The “Refresh” button is found at the upper right corner of the page. Clicking on it reloads the list.
Workgroup
The “Workgroup” field at the top left corner of the page allows you to filter the datasets associated with the selected workgroup.
Simply select the desired workgroup from the drop-down list and the datasets associated with the selected workgroup will appear.
Do note that if no workgroup is created in the Workgroups module, the “Workgroup” field at the top left of the page will not appear.
Search
The search function at the top left of Datasets module page, filters the dataset list retaining those with matching text.

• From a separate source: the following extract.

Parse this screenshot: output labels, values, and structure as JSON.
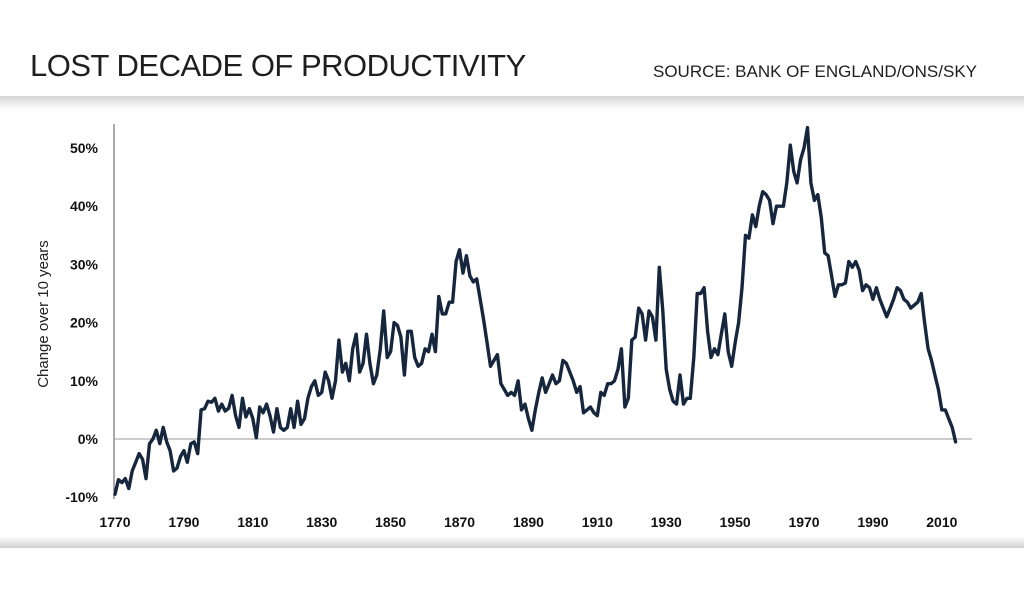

This provides an easy way to search through the list of dataset. It is case-insensitive and displays the datasets that have the entered search value in any of the values of the fields below:
- Name
- Workgroups
- Roles
- Source
- Last Modified
- Last Modified By
Alternatively, you can click on the any items under the following columns to aid the search for the datasets in the page.
- Labels
- Workgroups
- Roles
- Last Modified By
In the example above, datasets that are associated the workgroup “GroupA” and search criteria “y” are shown.
These two search methods can be combined together, with each criteria separated by a comma.
Dataset Data
When adding or uploading a dataset, the dataset does not include the data, only the dataset “Definition”, including the schema. The data need to be imported into the dataset. There are two methods to import the data.
- Import module - import the data , as well as creating the dataset (see Import module)
- Repository module - generate data using ETL chainset with datasource already deposited in the module
Below is a simple method to use ETL chainset to generate and load the data into the dataset.
Create a ETL chainset with Generate DataSource
and MongoDB Writer
ETL steps.
In the first ETL step, key in the location of the datasource in the Repository module.
In the second step, key in the dataset to add the data into.
Click on the “Run Steps” icon at the upper right corner of the Steps column.
Check the data in the dataset using the Developer module.
You can combine Generate DataSource
with a Dataset Endpoint
ETL step if you want to wrap a datasource as a dataset. Hence you can se the datasource as a dataset as well.
Composite DS
Composite datasource (DS) can be read from datasets instead of just from the Repository DS.
You can integrate the composites at any point using ETL, reading from datasets and producing records for further ETL steps to process.
Some composites have multiple flows inside, usually each one writing to a different DataStore. These flows can be intercepted using ETL.
For example, a Composite has a DataStore (called DataStore2) and a derivate InComposite2
. To intercept the datastore and to obtain the records, create a ETL with the ETL step Intercept DataStore
.
This step will run the flow that leads up to the named DataStore. It will however, will not perform the data store step and will return the records at that point to the ETL for subsequent processing.
The output of this step will be as shown below.
Showing the second flow has run, but the data store did not occur. The results are returned to the ETL instead.